Laporan Reporter Tribunnews.com, Wahyu Aji
TRIBUNNEWS.COM, JAKARTA - Wakil Ketua Komisi VIII DPR RI, Diah Pitaloka prihatin dengan masih maraknya kasus kawin kontrak bermodus nikah siri.
Harus ada upaya mencegah praktik kawin kontrak terus berlangsung karena banyak rentan terjadi kasus kekerasan.
Untuk itu, Diah meminta, Kementerian Agama melalui Kantor Urusan Agama (KUA) melakukan pencegahan kawin kontrak berkedok nikah siri.
Caranya dengan memberikan pembekalan, pembinaan dan pengawasan kepada para penghulu atau amil.
Sebelumnya, Sarah (21), perempuan asal Kampung Munjul Desa Sukamaju Cianjur, yang meninggal dunia akibat luka bakar serius yang mencapai 99 persen.
Baca juga: Baru 2 Bulan Nikah, Sarah Tewas Disiram Air Keras Suami Sirinya, Motif Pelaku Cemburu kepada Korban
Hal itu diakibatkan perbuatan keji Abdul Latif (29), Warga Negara Timur Tengah yang tak lain suaminya sendiri.
"Tentu saya berharap temen KUA memberikan pembekalan dan pembinaan serta melakukan pengawasan kepada para amil saat akan menikahkan warga negara asing guna mencegah kawin kontrak," kata Diah di Kantor Kemenag Kota Bogor, Selasa (23/11/2021).
Ketua Presidium Kaukus Perempuan Parlemen menerangkan, KUA tidak hanya memfasilitasi pernikahan, tetapi juga harus berupaya memberikan perlindungan pada pasangan pernikahan. Namun kondisi ini menjadi rumit lantaran nikah siri tidak tercatat di Kemenag.
"Perlu diupayakan pemberian perlindungan, terutama kalau ada yang nikah sama warga negara asing. Cuman bagaimana memberikan perlindungan padahal enggak tercatat," terangnya.

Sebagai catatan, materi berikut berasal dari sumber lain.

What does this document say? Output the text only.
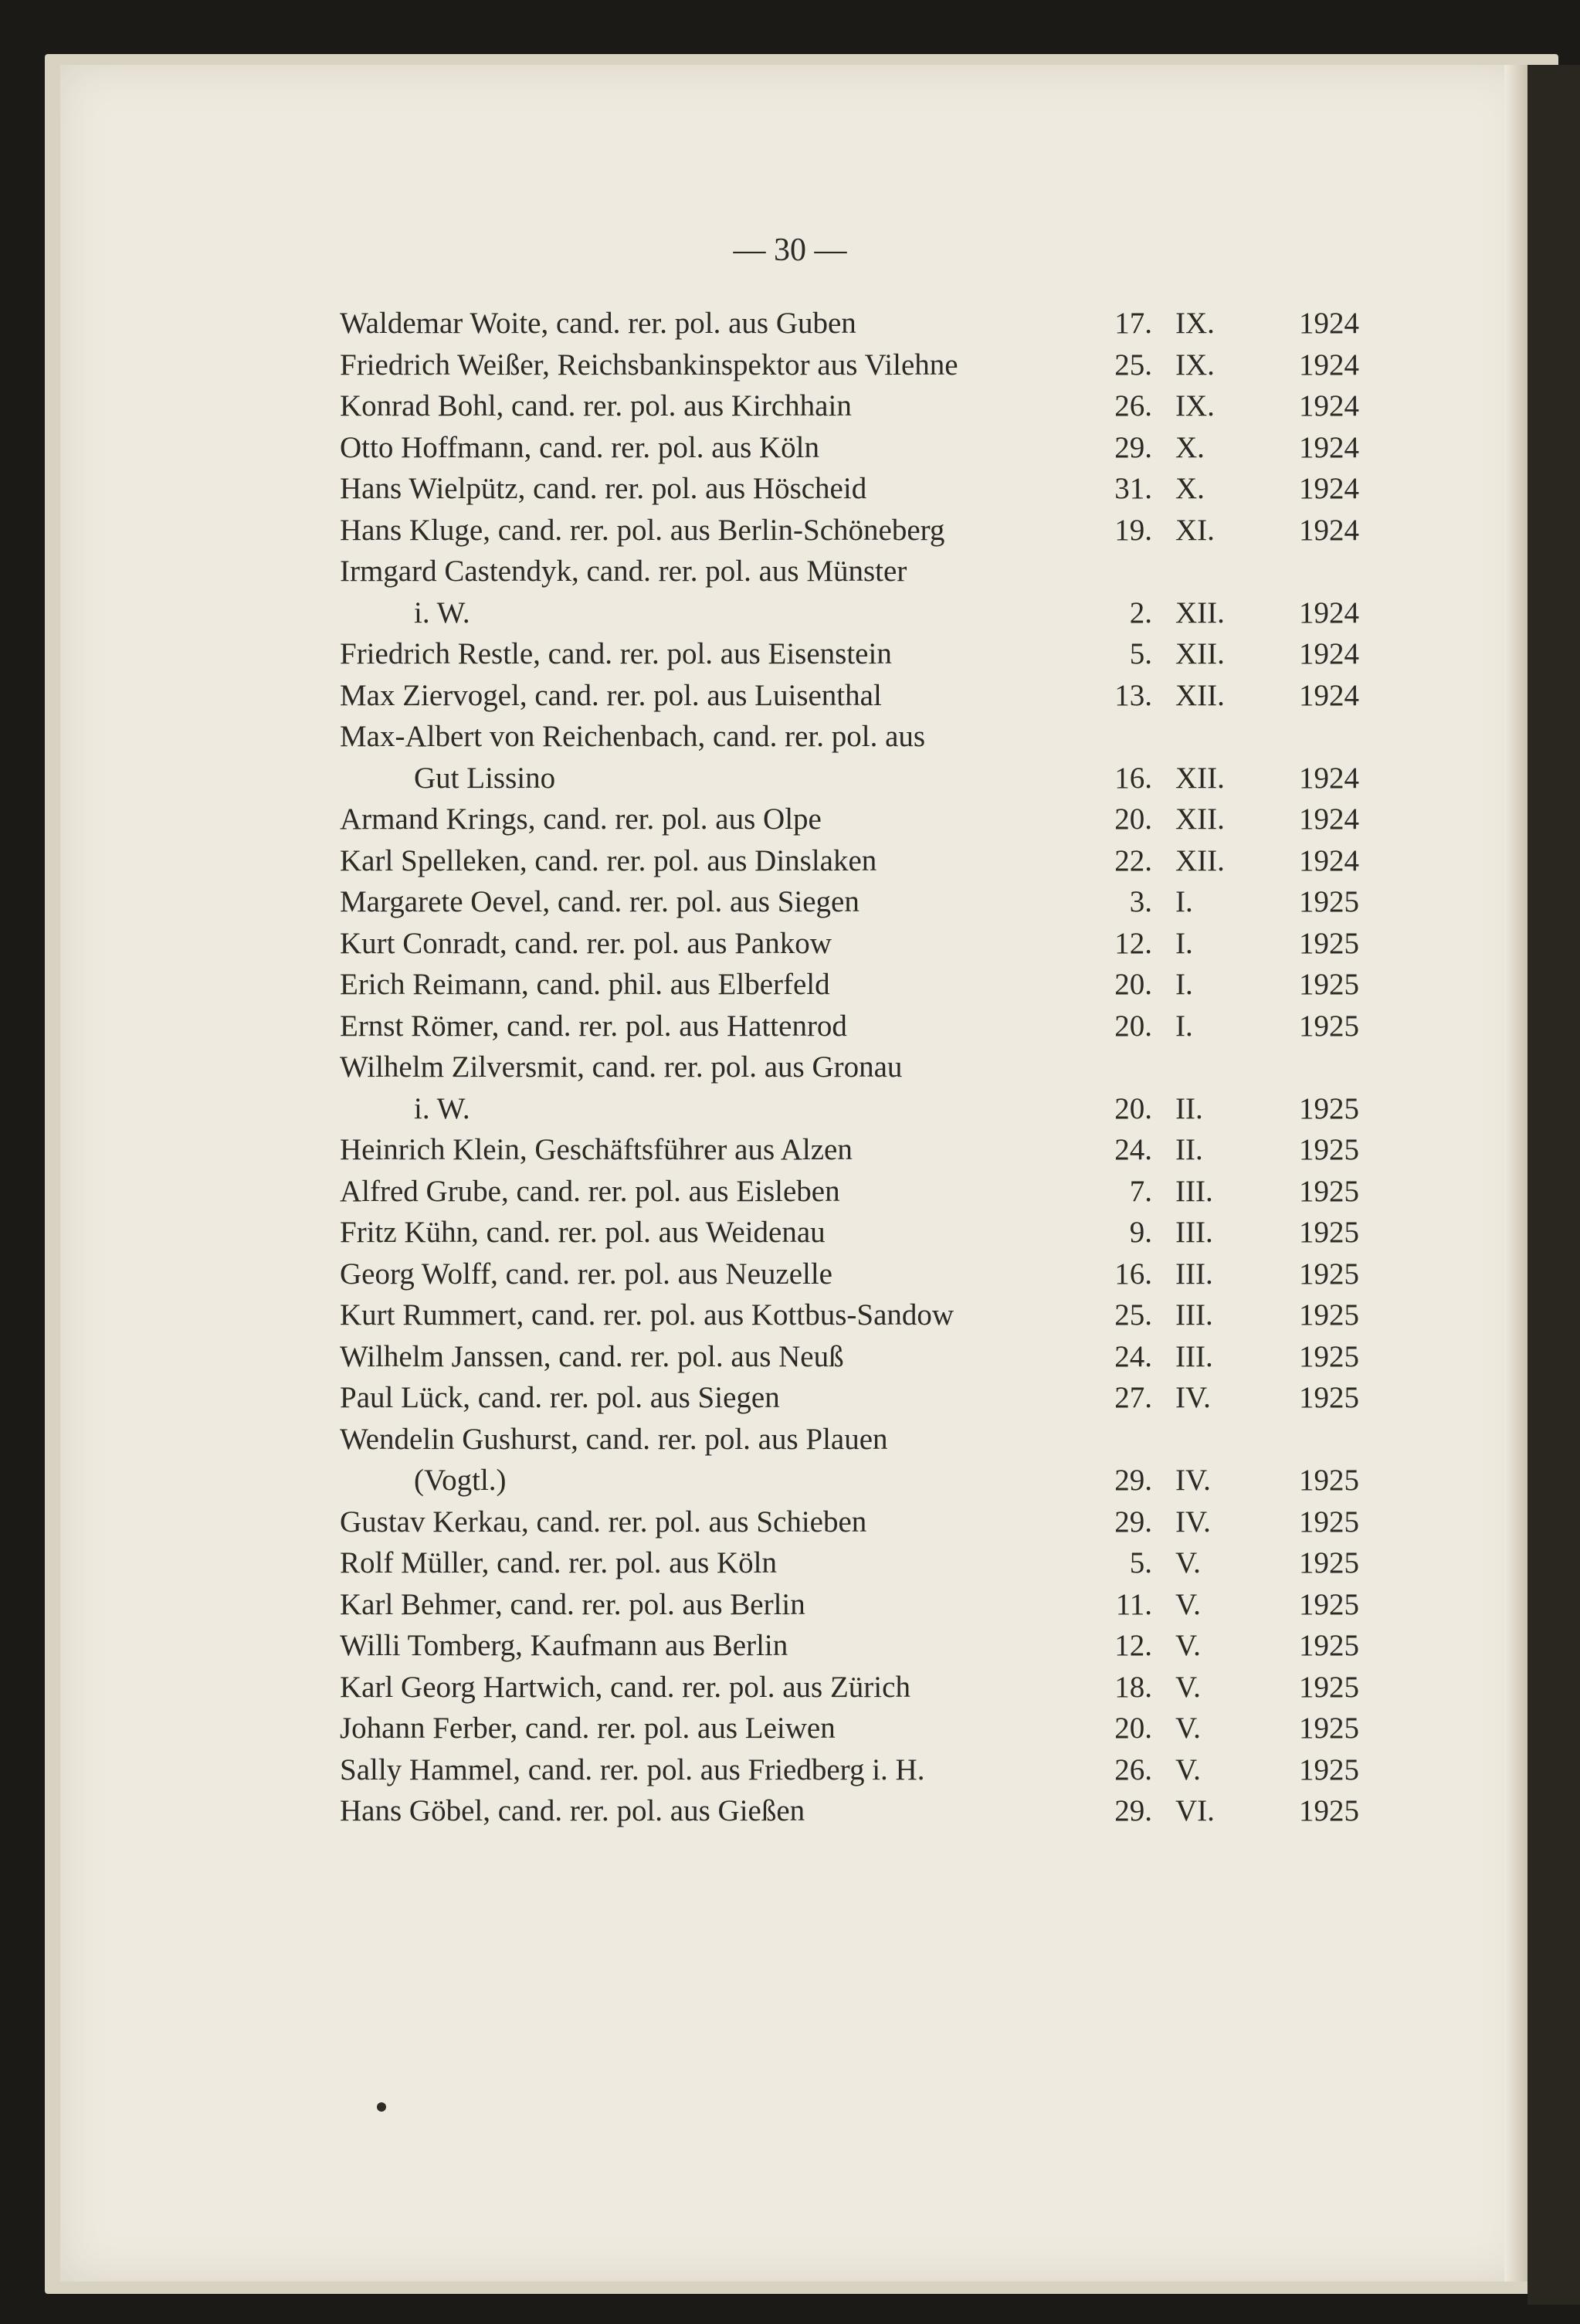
— 30 —
Waldemar Woite, cand. rer. pol. aus Guben	17. IX.	1924
Friedrich Weißer, Reichsbankinspektor aus Vilehne	25. IX.	1924
Konrad Bohl, cand. rer. pol. aus Kirchhain	26. IX.	1924
Otto Hoffmann, cand. rer. pol. aus Köln	29. X.	1924
Hans Wielpütz, cand. rer. pol. aus Höscheid	31. X.	1924
Hans Kluge, cand. rer. pol. aus Berlin-Schöneberg	19. XI.	1924
Irmgard Castendyk, cand. rer. pol. aus Münster
i. W.	2. XII.	1924
Friedrich Restle, cand. rer. pol. aus Eisenstein	5. XII.	1924
Max Ziervogel, cand. rer. pol. aus Luisenthal	13. XII.	1924
Max-Albert von Reichenbach, cand. rer. pol. aus
Gut Lissino	16. XII.	1924
Armand Krings, cand. rer. pol. aus Olpe	20. XII.	1924
Karl Spelleken, cand. rer. pol. aus Dinslaken	22. XII.	1924
Margarete Oevel, cand. rer. pol. aus Siegen	3. I.	1925
Kurt Conradt, cand. rer. pol. aus Pankow	12. I.	1925
Erich Reimann, cand. phil. aus Elberfeld	20. I.	1925
Ernst Römer, cand. rer. pol. aus Hattenrod	20. I.	1925
Wilhelm Zilversmit, cand. rer. pol. aus Gronau
i. W.	20. II.	1925
Heinrich Klein, Geschäftsführer aus Alzen	24. II.	1925
Alfred Grube, cand. rer. pol. aus Eisleben	7. III.	1925
Fritz Kühn, cand. rer. pol. aus Weidenau	9. III.	1925
Georg Wolff, cand. rer. pol. aus Neuzelle	16. III.	1925
Kurt Rummert, cand. rer. pol. aus Kottbus-Sandow	25. III.	1925
Wilhelm Janssen, cand. rer. pol. aus Neuß	24. III.	1925
Paul Lück, cand. rer. pol. aus Siegen	27. IV.	1925
Wendelin Gushurst, cand. rer. pol. aus Plauen
(Vogtl.)	29. IV.	1925
Gustav Kerkau, cand. rer. pol. aus Schieben	29. IV.	1925
Rolf Müller, cand. rer. pol. aus Köln	5. V.	1925
Karl Behmer, cand. rer. pol. aus Berlin	11. V.	1925
Willi Tomberg, Kaufmann aus Berlin	12. V.	1925
Karl Georg Hartwich, cand. rer. pol. aus Zürich	18. V.	1925
Johann Ferber, cand. rer. pol. aus Leiwen	20. V.	1925
Sally Hammel, cand. rer. pol. aus Friedberg i. H.	26. V.	1925
Hans Göbel, cand. rer. pol. aus Gießen	29. VI.	1925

"Kemenag memiliki posisi baik. Kemenag bisa membuat program khusus berupa pembekalan, pembinaan dan pengawasan praktik kawin kontrak. Bila perlu buka pengaduan bagi masyarakat, jika mereka menemukan pelanggaran hukum kawin kontrak dapat melaporkannya," kata politikus PDIP itu.
Baca juga: Seorang Suami di Bali Aniaya Istri Sirinya Hingga Tewas: Pelaku dan Korban Sempak Cekcok
Diah mengungkapkan, kawin kontrak terutama dengan warga negara asing (WNA) berpotensi menyebabkan kekerasan, dimana sebagian besar terjadi pada perempuan.
"Ini menjadi masalah sosial yang sangat serius, pedih warga kita diperlakukan buruk dalam kasus kawin kontrak dengan WNA terutama di Kabupaten Bogor sampai puncak Cianjur," terangnya.
Diah mengungkapkan, masyarakat di kawasan pedesaan sangat resah dengan maraknya kasus kawin kontrak.
Masyarakat bingung harus melapor kemana bila ada kekerasan atau penyiksaan yang kerap terjadi di lingkungan mereka.
"Pengambil kebijakan maupun penegak hukum harus segera harus membangun rencana aksi dalam menyikapi persoalan kawin kontrak, tidak cukup hanya dengan mengeluarkan regulasi," ujarnya.